Enfin, il convient de préciser que les plus-values réalisées par les petites entreprises (le critère de qualification étant le chiffre d’affaires annuel) font l’objet d’une exonération lorsque l’activité professionnelle est exercée depuis plus de 5 ans.

b/ Personnes non domiciliées en France

En principe, ces personnes doivent souscrire annuellement une déclaration d’ensemble de leurs revenus dès lors qu’elles disposent de revenus de source française ou d’une ou de plusieurs habitations en France. Les règles visant les revenus perçus par les personnes domiciliées en France sont applicables en principe aux revenus perçus par les personnes non domiciliées.

Néanmoins, des dispositions particulières d’imposition sont mises en place.

En effet, certains revenus de source française perçus par des personnes non domiciliées en France font l’objet de retenues à la source. Dans certains cas, ces retenues peuvent consister en un prélèvement libératoire de l’impôt sur le revenu permettant ainsi d’éviter la progressivité de l’impôt aux revenus concernés.

Enfin, certains revenus sont expressément exonérés dès lors qu’ils sont perçus par des non-résidents.

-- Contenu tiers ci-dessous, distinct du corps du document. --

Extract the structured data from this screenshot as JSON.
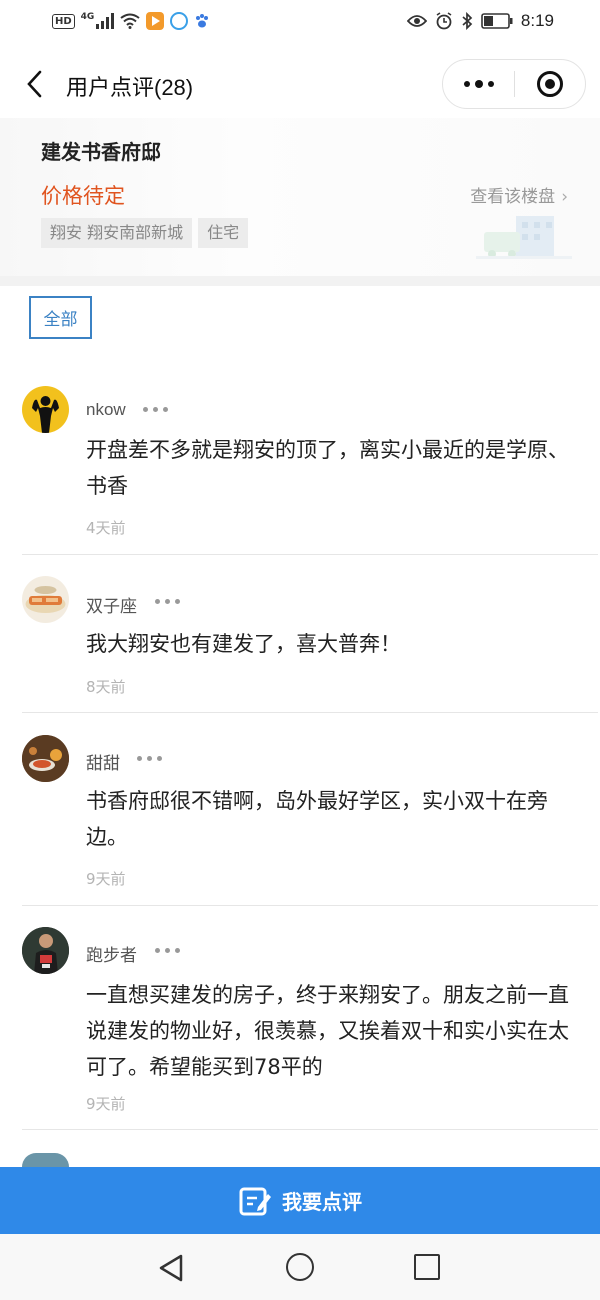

1 – revenus faisant l’objet de retenues à la source

Bénéfices non commerciaux

Les bénéfices tirés d’activités non commerciales exercées en France par des personnes non domiciliées en France sont imposables selon les règles prévues pour les bénéfices de même nature perçus par les personnes domiciliées.

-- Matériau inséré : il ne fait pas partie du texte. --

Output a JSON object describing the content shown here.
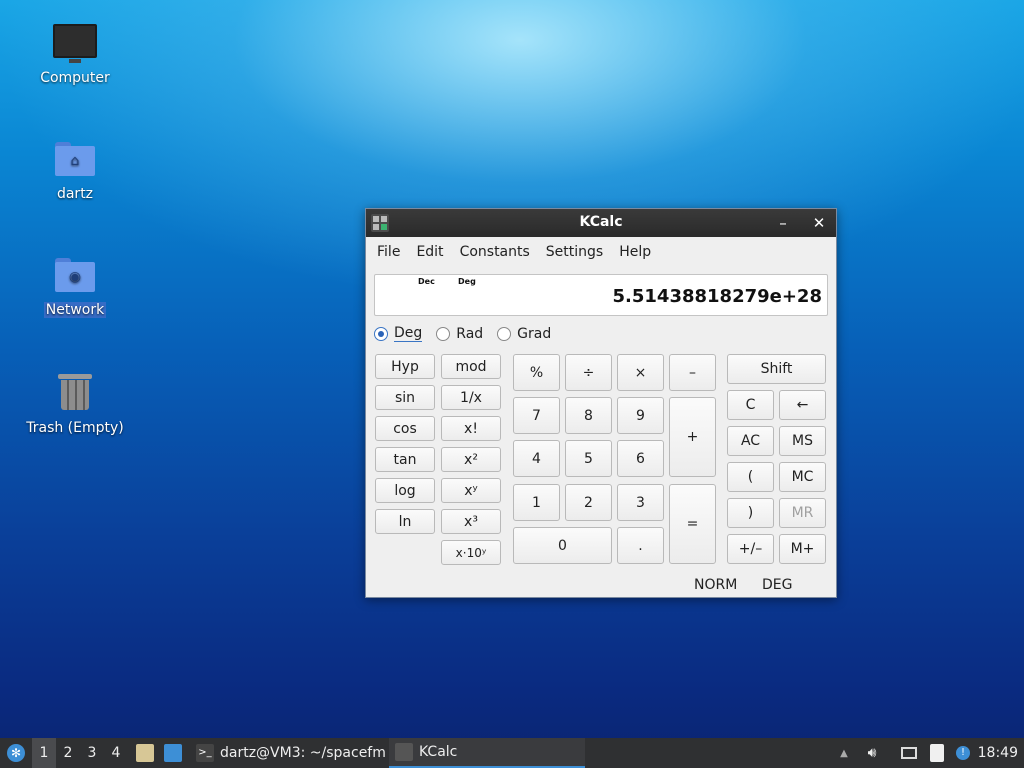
{
  "desktop": {
    "icons": [
      {
        "label": "Computer",
        "icon": "computer-icon"
      },
      {
        "label": "dartz",
        "icon": "home-folder-icon"
      },
      {
        "label": "Network",
        "icon": "network-folder-icon"
      },
      {
        "label": "Trash (Empty)",
        "icon": "trash-icon"
      }
    ]
  },
  "window": {
    "title": "KCalc",
    "minimize": "–",
    "close": "✕",
    "menu": [
      "File",
      "Edit",
      "Constants",
      "Settings",
      "Help"
    ],
    "display": {
      "base_indicator": "Dec",
      "angle_indicator": "Deg",
      "value": "5.51438818279e+28"
    },
    "angle_modes": [
      {
        "label": "Deg",
        "selected": true
      },
      {
        "label": "Rad",
        "selected": false
      },
      {
        "label": "Grad",
        "selected": false
      }
    ],
    "func_col1": [
      "Hyp",
      "sin",
      "cos",
      "tan",
      "log",
      "ln"
    ],
    "func_col2": [
      "mod",
      "1/x",
      "x!",
      "x²",
      "xʸ",
      "x³",
      "x·10ʸ"
    ],
    "operators": {
      "percent": "%",
      "divide": "÷",
      "multiply": "×",
      "minus": "–",
      "plus": "+",
      "equals": "=",
      "decimal": "."
    },
    "digits": {
      "d0": "0",
      "d1": "1",
      "d2": "2",
      "d3": "3",
      "d4": "4",
      "d5": "5",
      "d6": "6",
      "d7": "7",
      "d8": "8",
      "d9": "9"
    },
    "memory": {
      "shift": "Shift",
      "clear": "C",
      "backspace": "←",
      "all_clear": "AC",
      "ms": "MS",
      "open_paren": "(",
      "mc": "MC",
      "close_paren": ")",
      "mr": "MR",
      "plus_minus": "+/–",
      "m_plus": "M+"
    },
    "status": {
      "mode": "NORM",
      "angle": "DEG"
    }
  },
  "taskbar": {
    "workspaces": [
      "1",
      "2",
      "3",
      "4"
    ],
    "active_workspace": "1",
    "tasks": [
      {
        "label": "dartz@VM3: ~/spacefm",
        "icon": "terminal-icon"
      },
      {
        "label": "KCalc",
        "icon": "kcalc-icon",
        "active": true
      }
    ],
    "clock": "18:49"
  }
}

Cependant, les revenus non commerciaux ou assimilés versés à des personnes (ou sociétés) n’ayant pas d’installation professionnelle permanente en France font l’objet d’une retenue à la source au taux de 33 1/3 %.

Ce taux est également applicable, en général, aux sommes payées en rémunération des prestations de toute nature matériellement fournies ou effectivement utilisées sur le territoire français.

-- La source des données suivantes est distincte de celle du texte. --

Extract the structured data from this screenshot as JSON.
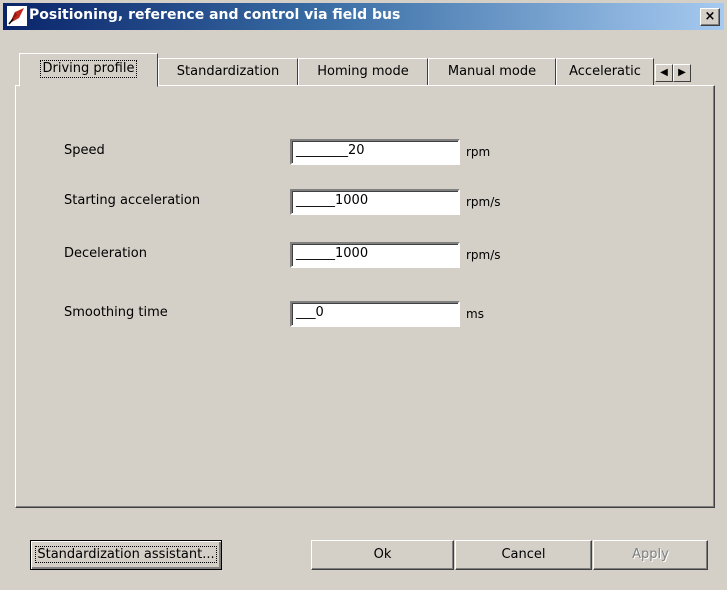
{
  "window": {
    "title": "Positioning, reference and control via field bus",
    "close_label": "×"
  },
  "tabs": [
    {
      "label": "Driving profile",
      "active": true
    },
    {
      "label": "Standardization",
      "active": false
    },
    {
      "label": "Homing mode",
      "active": false
    },
    {
      "label": "Manual mode",
      "active": false
    },
    {
      "label": "Acceleratic",
      "active": false
    }
  ],
  "tab_scroll": {
    "left": "◀",
    "right": "▶"
  },
  "fields": [
    {
      "label": "Speed",
      "value": "________20",
      "unit": "rpm"
    },
    {
      "label": "Starting acceleration",
      "value": "______1000",
      "unit": "rpm/s"
    },
    {
      "label": "Deceleration",
      "value": "______1000",
      "unit": "rpm/s"
    },
    {
      "label": "Smoothing time",
      "value": "___0",
      "unit": "ms"
    }
  ],
  "buttons": {
    "assistant": "Standardization assistant...",
    "ok": "Ok",
    "cancel": "Cancel",
    "apply": "Apply"
  }
}
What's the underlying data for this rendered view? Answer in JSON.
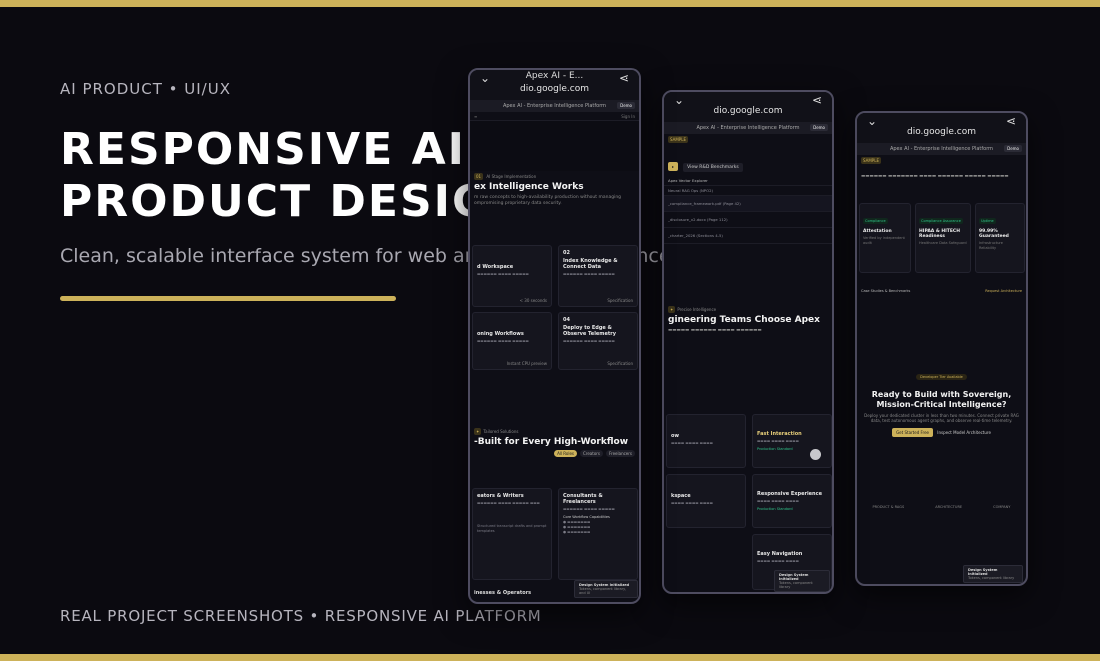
{
  "hero": {
    "eyebrow": "AI PRODUCT • UI/UX",
    "title_line1": "RESPONSIVE AI",
    "title_line2": "PRODUCT DESIGN",
    "subtitle": "Clean, scalable interface system for web and mobile experiences",
    "footer": "REAL PROJECT SCREENSHOTS • RESPONSIVE AI PLATFORM"
  },
  "colors": {
    "accent": "#cdb25a",
    "background": "#0b0a10"
  },
  "browser": {
    "tab_title": "Apex AI - E...",
    "url": "dio.google.com",
    "site_title": "Apex AI - Enterprise Intelligence Platform",
    "demo_button": "Demo",
    "sign_in": "Sign In"
  },
  "phone1": {
    "section_tag": "01",
    "section_label": "AI Stage Implementation",
    "heading": "ex Intelligence Works",
    "desc": "m raw concepts to high-availability production without managing ompromising proprietary data security.",
    "cards": [
      {
        "title": "d Workspace",
        "num": "",
        "meta": "< 30 seconds"
      },
      {
        "title": "Index Knowledge & Connect Data",
        "num": "02",
        "meta": "Specification"
      },
      {
        "title": "oning Workflows",
        "num": "",
        "meta": "Instant CPU preview"
      },
      {
        "title": "Deploy to Edge & Observe Telemetry",
        "num": "04",
        "meta": "Specification"
      }
    ],
    "section2_label": "Tailored Solutions",
    "heading2": "-Built for Every High-Workflow",
    "pills": [
      "All Roles",
      "Creators",
      "Freelancers"
    ],
    "card_a_title": "eators & Writers",
    "card_b_title": "Consultants & Freelancers",
    "card_b_sub": "Core Workflow Capabilities",
    "card_a_foot": "Structured transcript drafts and prompt templates",
    "toast_title": "Design System Initialized",
    "toast_sub": "Tokens, component library, and UI",
    "bottom_label": "inesses & Operators"
  },
  "phone2": {
    "section_label": "SAMPLE",
    "benchmarks_btn": "View R&D Benchmarks",
    "explorer_label": "Apex Vector Explorer",
    "rows": [
      "Neural RAG Ops (NPO2)",
      "_compliance_framework.pdf (Page 42)",
      "_disclosure_v2.docx (Page 112)",
      "_charter_2026 (Sections 4-5)"
    ],
    "heading": "gineering Teams Choose Apex",
    "section_tag": "Precise Intelligence",
    "cards": [
      {
        "title": "ow",
        "meta": "Fast Interaction"
      },
      {
        "title": "Fast Interaction",
        "meta": "Production Standard"
      },
      {
        "title": "kspace",
        "meta": ""
      },
      {
        "title": "Responsive Experience",
        "meta": "Production Standard"
      },
      {
        "title": "Easy Navigation",
        "meta": ""
      }
    ],
    "toast_title": "Design System Initialized",
    "toast_sub": "Tokens, component library"
  },
  "phone3": {
    "section_label": "SAMPLE",
    "stat_cards": [
      {
        "label": "Compliance",
        "title": "Attestation",
        "sub": "Verified by independent audit"
      },
      {
        "label": "Compliance Assurance",
        "title": "HIPAA & HITECH Readiness",
        "sub": "Healthcare Data Safeguard"
      },
      {
        "label": "Uptime",
        "title": "99.99% Guaranteed",
        "sub": "Infrastructure Reliability"
      }
    ],
    "link_left": "Case Studies & Benchmarks",
    "link_right": "Request Architecture",
    "cta_tag": "Developer Tier Available",
    "cta_heading": "Ready to Build with Sovereign, Mission-Critical Intelligence?",
    "cta_desc": "Deploy your dedicated cluster in less than two minutes. Connect private RAG data, test autonomous agent graphs, and observe real-time telemetry.",
    "cta_primary": "Get Started Free",
    "cta_secondary": "Inspect Model Architecture",
    "footer_cols": [
      "PRODUCT & RAGS",
      "ARCHITECTURE",
      "COMPANY"
    ],
    "toast_title": "Design System Initialized",
    "toast_sub": "Tokens, component library"
  }
}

Toutefois, un taux de 15 % est applicable aux sommes, y compris les salaires, payées au titre de prestations artistiques ou sportives réalisées en France.

Le montant de la retenue relative à certains revenus non salariaux s’impute sur l’impôt sur le revenu (ou l’impôt sur les sociétés) dû par le bénéficiaire à raison de ses revenus de source française. La retenue n’est pas restituable.

Traitements, salaires, pensions et rentes

Lorsqu’ils sont payés à des personnes non domiciliées en France, les salaires, pensions et rentes font l’objet d’une retenue à la source calculée dans les conditions suivantes :

– les revenus dont le montant annuel est inférieur à 61 830 F ne supportent pas de retenue à la source ;

– les revenus compris entre 61 830 F et 179 430 F font l’objet d’une retenue à la source au taux de 15 % ;

– au-delà de 179 430 F le taux est de 25 %.

(Ces montants, applicables aux revenus de l’année 1998, sont revus chaque année)

2 – revenus de source française faisant l’objet de prélèvements libératoires

Revenus de valeurs mobilières

. Produits de placements à revenu variable

Les dividendes et revenus assimilés, distribués par les sociétés françaises sont soumis dans ce cas à une retenue à la source au taux de 25 %, libératoire de l’impôt sur le revenu.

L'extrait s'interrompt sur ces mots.